# Can an Alligator Snapping Turtle bite off a human finger ?



## Xelioszzapporro (Oct 23, 2022)

If she bites hard enough ?

@Tom @Ray--Opo @TeamZissou


----------



## Maro2Bear (Oct 23, 2022)

How large of a snapper?

Here’s a monster that I spotted in brackish water along Maryland’s Rhode River. I wouldn’t want any of my fingers close to this guys mouth. Would you?


----------



## Xelioszzapporro (Oct 23, 2022)

Maro2Bear said:


> How large of a snapper?
> 
> Here’s a monster that I spotted in brackish water along Maryland’s Rhode River. I wouldn’t want any of my fingers close to this guys mouth. Would you?



Let's say a 50 or 60 cm alligator snapping turtle....
And I also wouldn't my fingers close to this one's mouth either...


----------



## Warren (Oct 23, 2022)

Maro2Bear said:


> How large of a snapper?
> 
> Here’s a monster that I spotted in brackish water along Maryland’s Rhode River. I wouldn’t want any of my fingers close to this guys mouth. Would you?
> View attachment 351058


I'm guessing if it can bite and break a broom stick, Done it as a kid. It with have no problem with your finger. Looks like a big healthy Male.


----------



## Tom (Oct 23, 2022)

Xelioszzapporro said:


> If she bites hard enough ?
> 
> @Tom @Ray--Opo @TeamZissou


Yes it can.


----------



## Ray--Opo (Oct 23, 2022)

Definitely yes, did it with tree limbs.


----------



## Warren (Oct 23, 2022)

Ray--Opo said:


> Definitely yes, did it with tree limbs.

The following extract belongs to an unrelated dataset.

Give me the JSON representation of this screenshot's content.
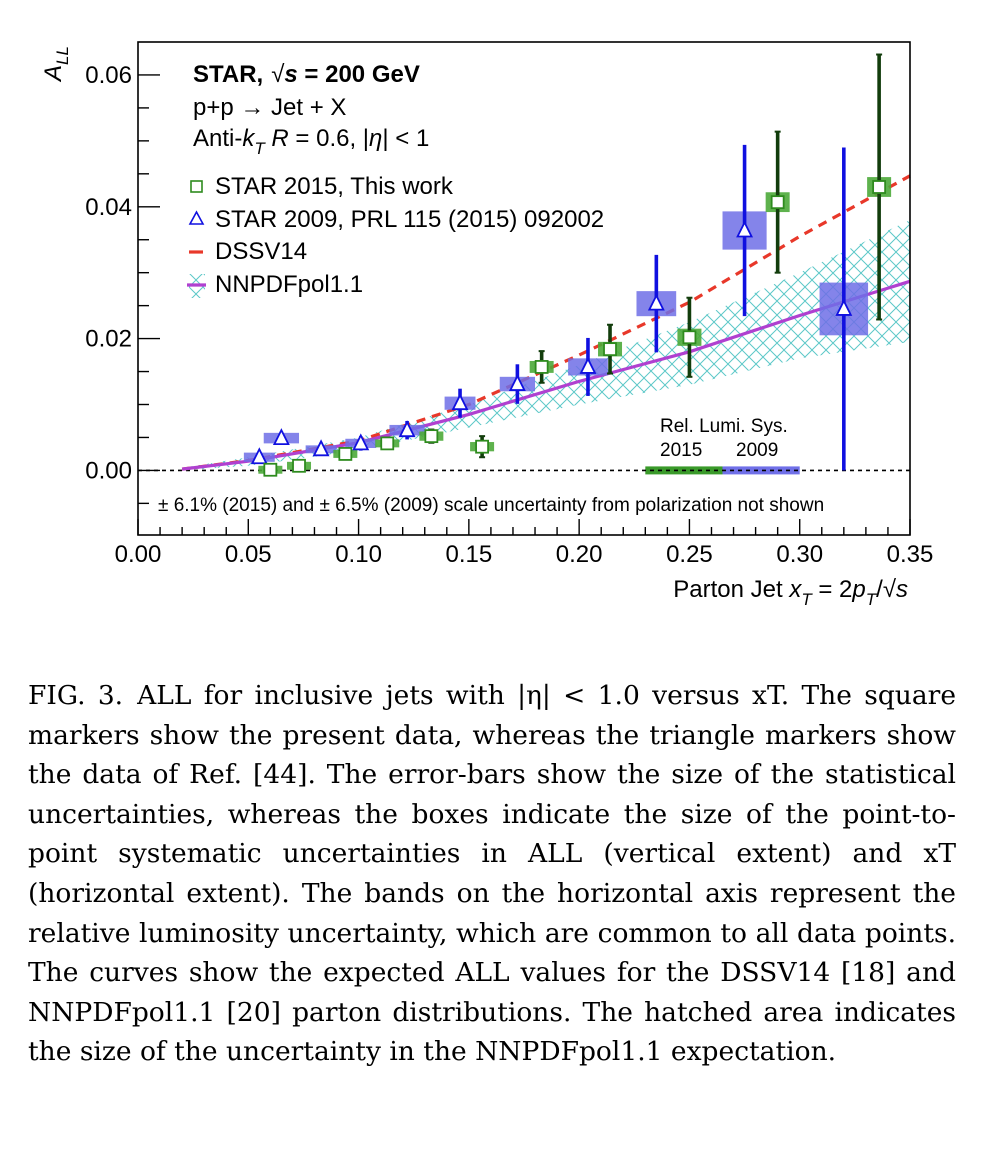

What did he think was going to happen. Now that the turtle broke the skin, he can go get a Tetanus shot. He only did it because he was asked, so we should ask to have an alligator bite him.


----------



## ZEROPILOT (Oct 24, 2022)

I've seen a few that I'm sure could chomp off half of an adults hand


----------



## OliveW (Oct 24, 2022)

A finger - most definitely. An arm - if it's mouth were big enough.


----------